There was, in fact, a mailing list, but it was a private one with just Matt, Mike, and the other early developers. It wasn’t publicly archived and it wasn’t possible for anyone to get involved with the discussion. There were no plans to create a public mailing list as, at the time, they preferred development discussion to take place on the WordPress forums.

That discussion thread contains a seed of contention in the WordPress community — the division between people who didn’t write code and people who did. A developer mailing list could segregate the community into different groups — on the one hand developers, and on the other, everyone else. “It’s exactly the mentality that causes most OS projects to become these developer-heavy, ‘in-the-know’ kind of places that make them unpleasant (and unapproachable) for the average user,” wrote Cena.

But with a growing developer base, a mailing list was inevitable. A mailing list enables developers to ask questions about development, review patches, and discuss new features. A developer can send a patch to the mailing list and anyone can review it. It also helps to prevent the bottlenecks that can occur when a patch is sent privately to a developer and sits in their inbox waiting for review. Often, advanced users participate — those who either have questions about the product or who want to answer others’ questions. Mailing lists serve a different purpose than an IRC chat room. To participate in a chat room, a person needs to be online at the time a discussion takes place. They can follow up by reading logs (if the chat room is logged), but that’s after-the-fact.

The first mailing list in the project, however, wasn’t wp-hackers, but wp-docs, which was set up in November 2003 to discuss WordPress’ documentation and wiki. It was active for six months before the hackers mailing list was set up in June 2004. This later moved to wp-hackers. Development discussion shifted from the forums to the mailing list, leaving the forums as a place to provide support.

The wp-hackers mailing list exploded with activity, busy with heated discussions about issues such as whether comment links should be nofollow to discourage spammers, the best way to format the date, and how to start translating WordPress. Developers finally had a place to congregate. They embraced the new communication platform — their new home in the project.

As predicted in the 2003 support forum discussion, the mailing list further cemented the division between those who provided support (whether by answering support tickets or writing documentation) and those who wrote code. Coders are usually more focused on solving code problems than helping with user support. But those providing support sometimes needed the input of those who wrote the code.

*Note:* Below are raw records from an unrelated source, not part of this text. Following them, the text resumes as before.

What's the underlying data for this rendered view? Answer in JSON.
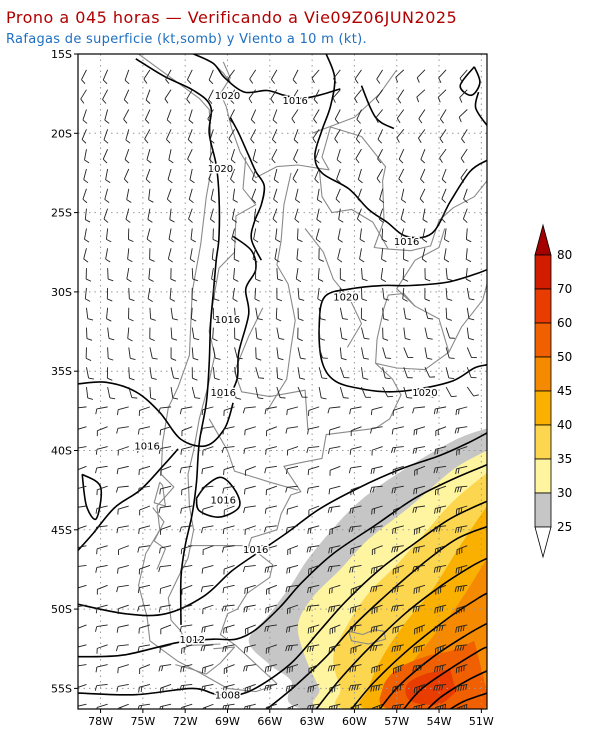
{
  "title": "Prono a 045 horas — Verificando a Vie09Z06JUN2025",
  "subtitle": "Rafagas de superficie (kt,somb) y Viento a 10 m (kt).",
  "colors": {
    "title": "#b00000",
    "subtitle": "#1f6fc0"
  },
  "map": {
    "lat_labels": [
      "15S",
      "20S",
      "25S",
      "30S",
      "35S",
      "40S",
      "45S",
      "50S",
      "55S"
    ],
    "lon_labels": [
      "78W",
      "75W",
      "72W",
      "69W",
      "66W",
      "63W",
      "60W",
      "57W",
      "54W",
      "51W"
    ],
    "isobar_labels": [
      {
        "text": "1020",
        "lon": -69.0,
        "lat": -17.6
      },
      {
        "text": "1016",
        "lon": -64.2,
        "lat": -17.9
      },
      {
        "text": "1020",
        "lon": -69.5,
        "lat": -22.2
      },
      {
        "text": "1016",
        "lon": -56.3,
        "lat": -26.8
      },
      {
        "text": "1020",
        "lon": -60.6,
        "lat": -30.3
      },
      {
        "text": "1016",
        "lon": -69.0,
        "lat": -31.7
      },
      {
        "text": "1016",
        "lon": -69.3,
        "lat": -36.3
      },
      {
        "text": "1020",
        "lon": -55.0,
        "lat": -36.3
      },
      {
        "text": "1016",
        "lon": -74.7,
        "lat": -39.7
      },
      {
        "text": "1016",
        "lon": -69.3,
        "lat": -43.1
      },
      {
        "text": "1016",
        "lon": -67.0,
        "lat": -46.2
      },
      {
        "text": "1012",
        "lon": -71.5,
        "lat": -51.9
      },
      {
        "text": "1008",
        "lon": -69.0,
        "lat": -55.4
      }
    ]
  },
  "legend": {
    "values": [
      "80",
      "70",
      "60",
      "50",
      "45",
      "40",
      "35",
      "30",
      "25"
    ],
    "colors": [
      "#a50000",
      "#d21c00",
      "#e83c00",
      "#f06000",
      "#f58a00",
      "#f9b000",
      "#fcd64e",
      "#fff5a0",
      "#c6c6c6"
    ]
  }
}
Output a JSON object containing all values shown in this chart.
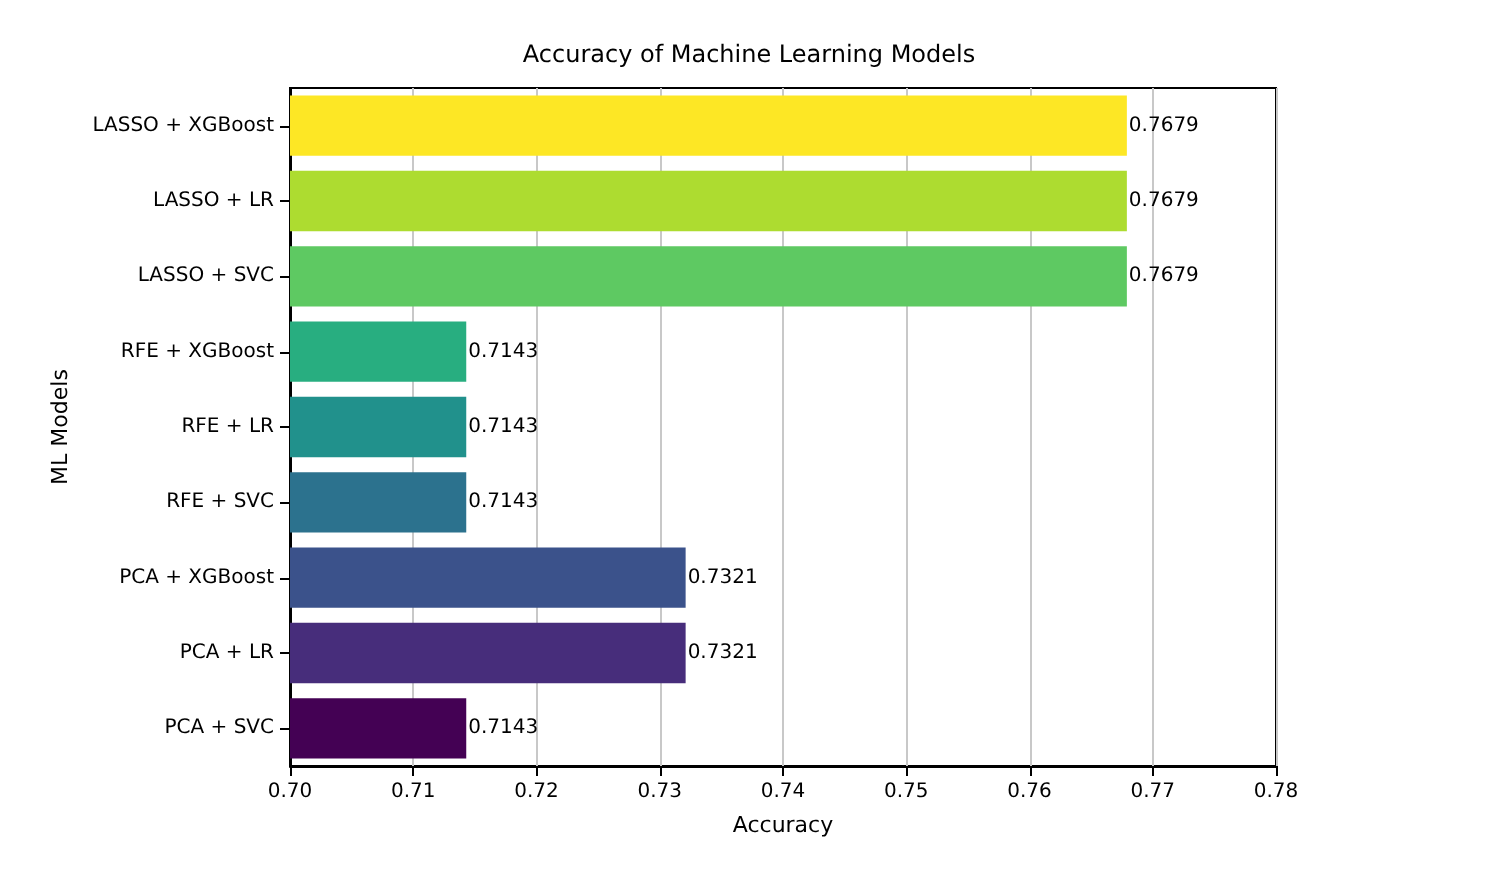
{
  "chart_data": {
    "type": "bar",
    "orientation": "horizontal",
    "title": "Accuracy of Machine Learning Models",
    "xlabel": "Accuracy",
    "ylabel": "ML Models",
    "categories": [
      "LASSO + XGBoost",
      "LASSO + LR",
      "LASSO + SVC",
      "RFE + XGBoost",
      "RFE + LR",
      "RFE + SVC",
      "PCA + XGBoost",
      "PCA + LR",
      "PCA + SVC"
    ],
    "values": [
      0.7679,
      0.7679,
      0.7679,
      0.7143,
      0.7143,
      0.7143,
      0.7321,
      0.7321,
      0.7143
    ],
    "colors": [
      "#fde725",
      "#addc30",
      "#5ec962",
      "#28ae80",
      "#21918c",
      "#2c728e",
      "#3b528b",
      "#472d7b",
      "#440154"
    ],
    "xlim": [
      0.7,
      0.78
    ],
    "xticks": [
      {
        "value": 0.7,
        "label": "0.70"
      },
      0.71,
      0.72,
      0.73,
      0.74,
      0.75,
      0.76,
      0.77,
      0.78
    ],
    "grid": "x",
    "data_labels": true
  }
}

It frustrated many support forum volunteers that the project’s developers weren’t usually available to help out.

Still, wp-hackers became an important place for WordPress development, particularly during the project’s early growth. As is the general trend with mailing lists, it became less useful over time, but for the first few years after it launched, there was ongoing discussion about WordPress development. Many important features were discussed and debated. It was the place where many of today’s developers had their first taste of WordPress.

The WordPress Plugin Repository was the other development resource that appeared around this time. The WordPress Plugin Repository launched in January 2005. Hosted at dev.wp-plugins.org, and powered by subversion and trac, it’s quite different from the user-friendly plugin directory that we’re used to today. Literally, the plugin repository was just a code repository.

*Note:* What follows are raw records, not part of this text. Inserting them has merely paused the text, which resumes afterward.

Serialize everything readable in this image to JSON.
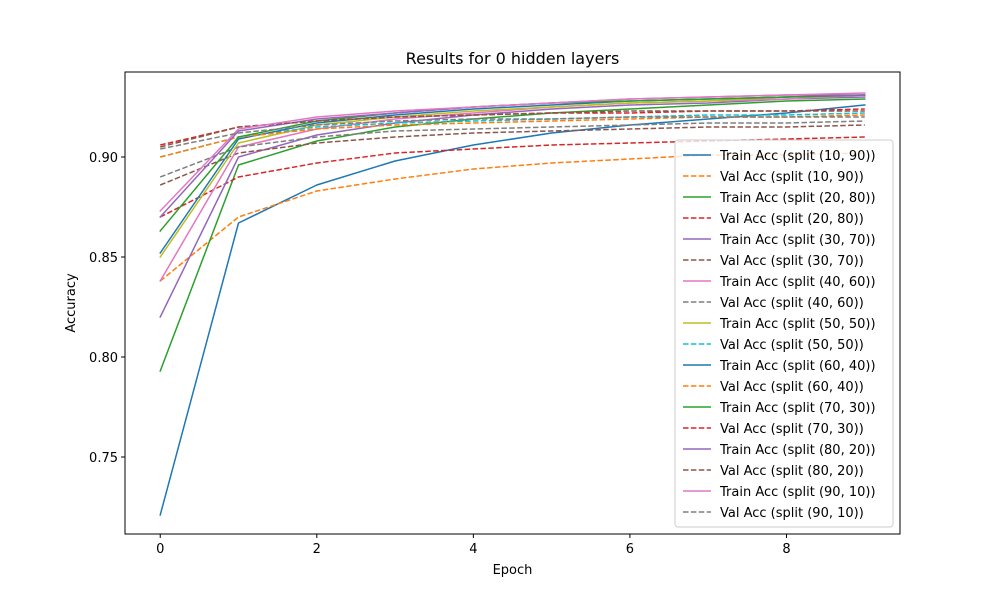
{
  "chart_data": {
    "type": "line",
    "title": "Results for 0 hidden layers",
    "xlabel": "Epoch",
    "ylabel": "Accuracy",
    "xlim": [
      -0.45,
      9.45
    ],
    "ylim": [
      0.7115,
      0.9425
    ],
    "xticks": [
      0,
      2,
      4,
      6,
      8
    ],
    "yticks": [
      0.75,
      0.8,
      0.85,
      0.9
    ],
    "x": [
      0,
      1,
      2,
      3,
      4,
      5,
      6,
      7,
      8,
      9
    ],
    "grid": false,
    "legend_position": "lower right",
    "series": [
      {
        "name": "Train Acc (split (10, 90))",
        "color": "#1f77b4",
        "dash": "solid",
        "values": [
          0.721,
          0.867,
          0.886,
          0.898,
          0.906,
          0.912,
          0.916,
          0.919,
          0.922,
          0.926
        ]
      },
      {
        "name": "Val Acc (split (10, 90))",
        "color": "#ff7f0e",
        "dash": "dashed",
        "values": [
          0.838,
          0.87,
          0.883,
          0.889,
          0.894,
          0.897,
          0.899,
          0.901,
          0.901,
          0.902
        ]
      },
      {
        "name": "Train Acc (split (20, 80))",
        "color": "#2ca02c",
        "dash": "solid",
        "values": [
          0.793,
          0.896,
          0.908,
          0.915,
          0.919,
          0.922,
          0.924,
          0.926,
          0.928,
          0.929
        ]
      },
      {
        "name": "Val Acc (split (20, 80))",
        "color": "#d62728",
        "dash": "dashed",
        "values": [
          0.87,
          0.89,
          0.897,
          0.902,
          0.904,
          0.906,
          0.907,
          0.908,
          0.909,
          0.91
        ]
      },
      {
        "name": "Train Acc (split (30, 70))",
        "color": "#9467bd",
        "dash": "solid",
        "values": [
          0.82,
          0.9,
          0.911,
          0.917,
          0.921,
          0.924,
          0.926,
          0.927,
          0.929,
          0.93
        ]
      },
      {
        "name": "Val Acc (split (30, 70))",
        "color": "#8c564b",
        "dash": "dashed",
        "values": [
          0.886,
          0.902,
          0.907,
          0.91,
          0.912,
          0.913,
          0.914,
          0.915,
          0.915,
          0.916
        ]
      },
      {
        "name": "Train Acc (split (40, 60))",
        "color": "#e377c2",
        "dash": "solid",
        "values": [
          0.838,
          0.905,
          0.914,
          0.919,
          0.922,
          0.925,
          0.927,
          0.928,
          0.929,
          0.931
        ]
      },
      {
        "name": "Val Acc (split (40, 60))",
        "color": "#7f7f7f",
        "dash": "dashed",
        "values": [
          0.89,
          0.905,
          0.91,
          0.913,
          0.914,
          0.915,
          0.916,
          0.917,
          0.917,
          0.918
        ]
      },
      {
        "name": "Train Acc (split (50, 50))",
        "color": "#bcbd22",
        "dash": "solid",
        "values": [
          0.85,
          0.907,
          0.916,
          0.92,
          0.923,
          0.925,
          0.927,
          0.928,
          0.93,
          0.931
        ]
      },
      {
        "name": "Val Acc (split (50, 50))",
        "color": "#17becf",
        "dash": "dashed",
        "values": [
          0.9,
          0.91,
          0.915,
          0.917,
          0.918,
          0.919,
          0.92,
          0.921,
          0.921,
          0.922
        ]
      },
      {
        "name": "Train Acc (split (60, 40))",
        "color": "#1f77b4",
        "dash": "solid",
        "values": [
          0.852,
          0.909,
          0.917,
          0.921,
          0.924,
          0.926,
          0.928,
          0.929,
          0.93,
          0.931
        ]
      },
      {
        "name": "Val Acc (split (60, 40))",
        "color": "#ff7f0e",
        "dash": "dashed",
        "values": [
          0.9,
          0.91,
          0.914,
          0.916,
          0.917,
          0.918,
          0.919,
          0.92,
          0.92,
          0.921
        ]
      },
      {
        "name": "Train Acc (split (70, 30))",
        "color": "#2ca02c",
        "dash": "solid",
        "values": [
          0.863,
          0.91,
          0.918,
          0.922,
          0.925,
          0.927,
          0.928,
          0.929,
          0.93,
          0.931
        ]
      },
      {
        "name": "Val Acc (split (70, 30))",
        "color": "#d62728",
        "dash": "dashed",
        "values": [
          0.906,
          0.915,
          0.918,
          0.92,
          0.921,
          0.922,
          0.922,
          0.923,
          0.923,
          0.924
        ]
      },
      {
        "name": "Train Acc (split (80, 20))",
        "color": "#9467bd",
        "dash": "solid",
        "values": [
          0.87,
          0.913,
          0.919,
          0.922,
          0.925,
          0.927,
          0.929,
          0.93,
          0.931,
          0.931
        ]
      },
      {
        "name": "Val Acc (split (80, 20))",
        "color": "#8c564b",
        "dash": "dashed",
        "values": [
          0.905,
          0.915,
          0.918,
          0.92,
          0.921,
          0.922,
          0.923,
          0.923,
          0.923,
          0.923
        ]
      },
      {
        "name": "Train Acc (split (90, 10))",
        "color": "#e377c2",
        "dash": "solid",
        "values": [
          0.873,
          0.914,
          0.92,
          0.923,
          0.925,
          0.927,
          0.929,
          0.93,
          0.931,
          0.932
        ]
      },
      {
        "name": "Val Acc (split (90, 10))",
        "color": "#7f7f7f",
        "dash": "dashed",
        "values": [
          0.904,
          0.912,
          0.916,
          0.918,
          0.919,
          0.919,
          0.92,
          0.92,
          0.92,
          0.92
        ]
      }
    ]
  }
}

In order to make it a little more accessible, a wiki was used to create an early version of the Plugin Directory.

The first version of the WordPress Plugin Directory, in late 2005.
The first version of the WordPress Plugin Directory, in late 2005.

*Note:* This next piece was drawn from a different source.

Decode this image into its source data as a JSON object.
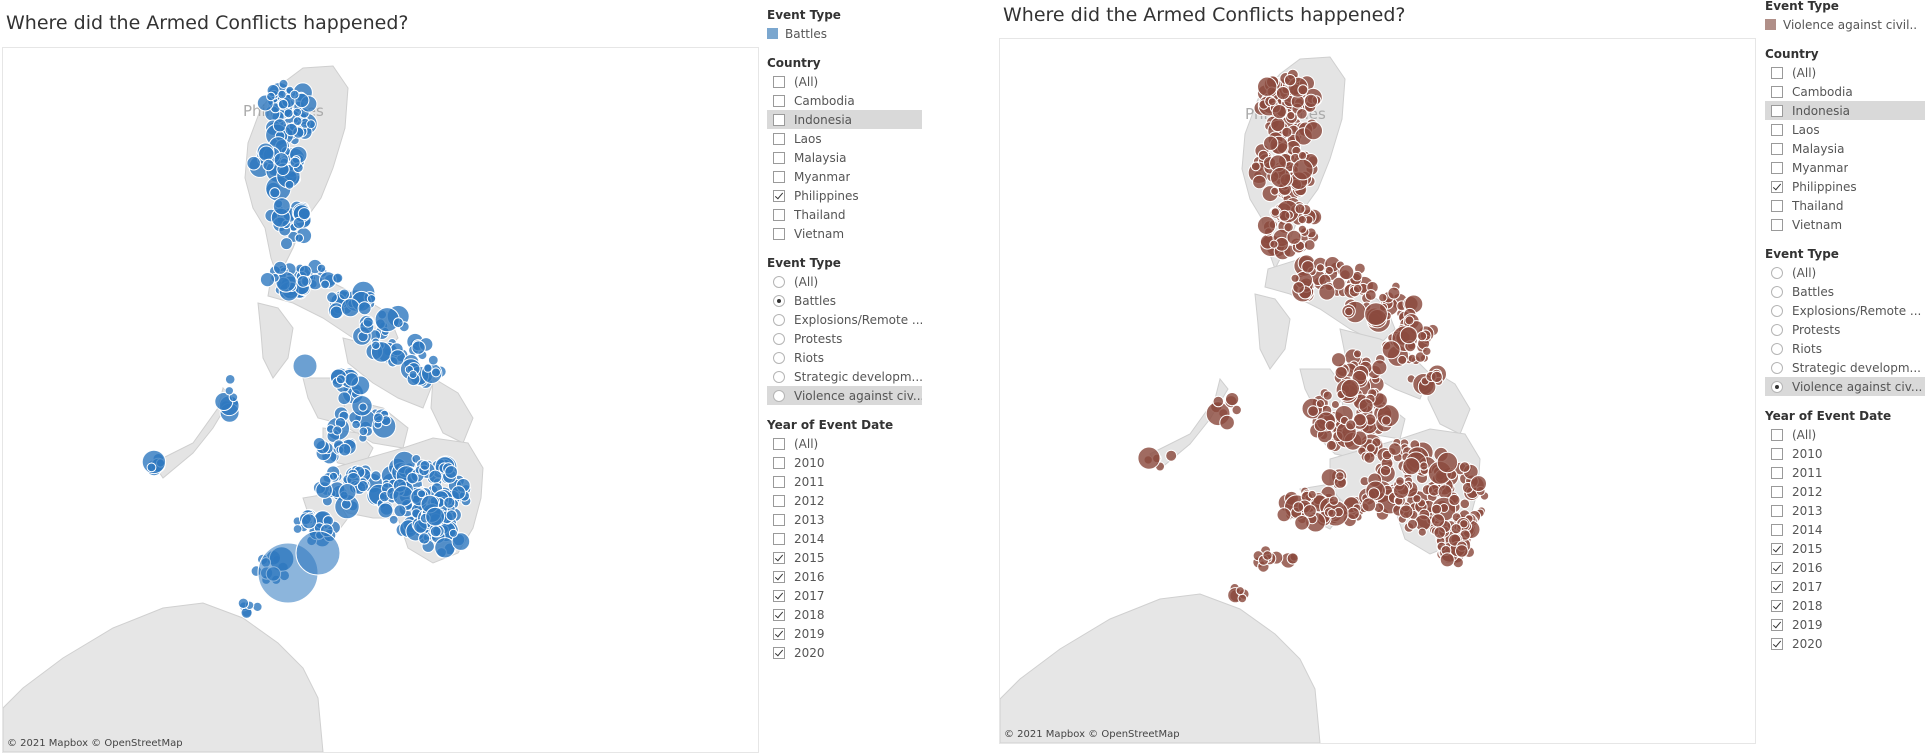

While being full of developer tools, it didn’t have an easy interface to allow users to find the right plugins. Trac and wikis can often be difficult for non-technical software users to navigate. Users just want to get what they want, easily, and interfaces that look code-heavy can be confusing and off-putting. For developers, however, the repository nurtured the free software community’s inclination toward code sharing, and was the first step toward the plugin directory on www.ads-software.com.